Madame Ménard, vous avez également évoqué la question de la réforme du régime de Dublin. J'ai rappelé dans mes réponses au questionnaire quelles sont les grandes orientations du Gouvernement dans le cadre de la renégociation du règlement « Dublin III ». Encore une fois, ce n'est pas mon rôle, et ça ne le sera pas en tant que directeur général de l'OFPRA, de me substituer au Gouvernement dans la recherche du bon équilibre, notamment de l'équilibre qui pourra être accepté par les États membres de l'Union européenne, très divisés sur cette question. En tout cas, si vous aviez souhaité être éclairée sur ce que j'entendais par la notion de responsabilité accrue des États, l'un des éléments actuellement en discussion porte sur le délai – pour l'heure, six ou dix-huit mois – au terme duquel cesse la responsabilité de l'État d'origine. C'est bien l'un des points de discussion qui figurent dans la proposition de la Commission.

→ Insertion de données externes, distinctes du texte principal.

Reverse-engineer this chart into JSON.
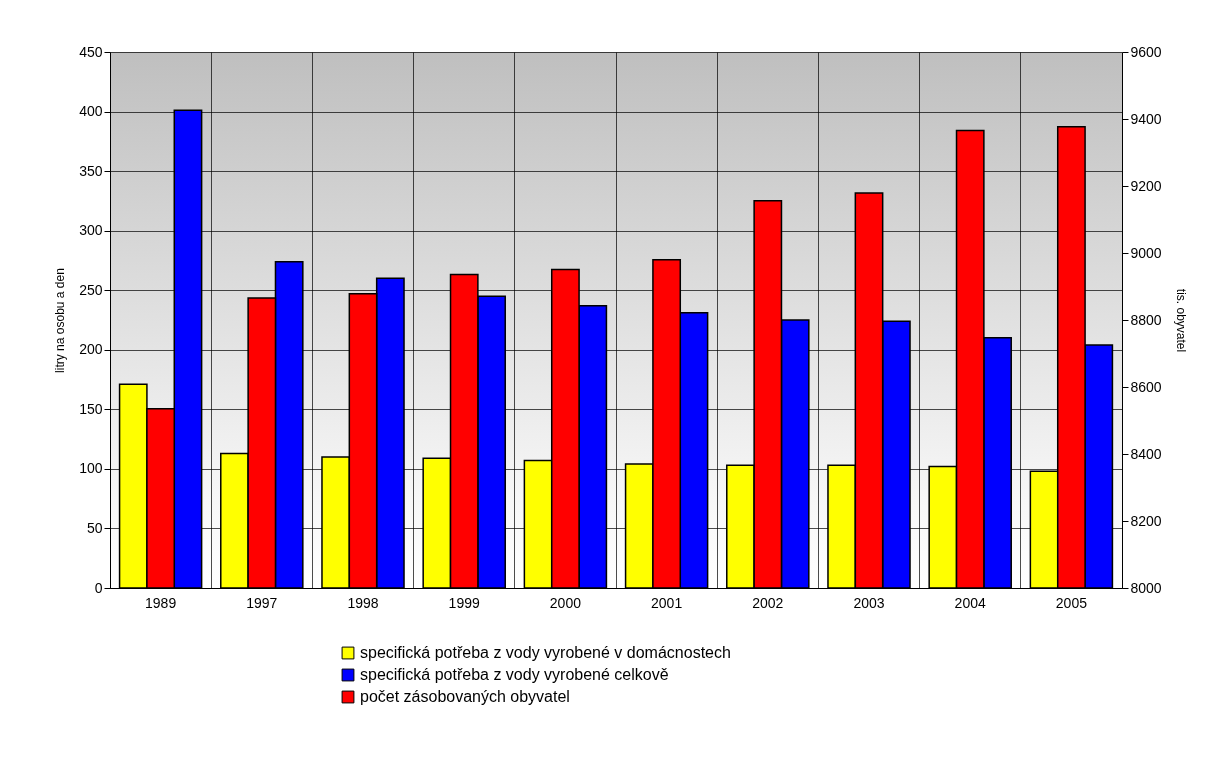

Sur l'indépendance de l'OFPRA, madame Dupont, je pense avoir donné des éléments de réponse précis dans le questionnaire à ce sujet. L'indépendance est inscrite dans les textes, qui sont d'ailleurs venus consacrer une tradition bien établie en ce qui concerne la pratique de l'Office. J'en serai le garant. Mon passé juridictionnel peut, je pense, constituer une garantie que je me ferai une idée précise et exacte de ce que doit être cette indépendance.

Vous avez par exemple évoqué la question des taux de protection. Je l'ai indiqué dans mes réponses au questionnaire : l'indépendance de l'OFPRA exclut que des objectifs en matière de taux de protection lui soient fixés par le Gouvernement.

M. Ciotti, enfin, m'a posé plusieurs questions, notamment sur la demande en provenance des pays d'origine sûrs, dont l'Albanie et la Géorgie. J'ai déjà donné un certain nombre d'éléments de réponse sur ce point. La demande qui vient des pays d'origine sûrs est placée en procédure accélérée mais doit faire l'objet d'un examen individuel, ce qui est une garantie essentielle pour tout demandeur d'asile.

S'agissant de l'éventuelle externalisation de l'examen de la demande d'asile dans les pays tiers, j'ai rappelé dans ma réponse au questionnaire que les principes constitutionnels auxquels j'ai fait allusion dans mon propos introductif, notamment le préambule de la Constitution de 1946 tel qu'interprété par le Conseil constitutionnel et le Conseil d'État, s'opposent à ce que certaines demandes ne soient pas examinées au motif notamment que le demandeur aurait pu demander l'asile dans un autre État membre. Les demandes d'asile présentées en France doivent être examinées et ne peuvent pas être rejetées comme irrecevables au motif qu'il y aurait eu une possibilité d'examen dans un autre État membre. C'est une chose très différente de la réinstallation, qui permet de toucher des populations en fort besoin de protection, en situation de vulnérabilité, et qu'il faut à mon sens développer, notamment parce qu'elle a pour vertu d'éviter à ces personnes les hasards des parcours migratoires et les dangers qui y sont associés.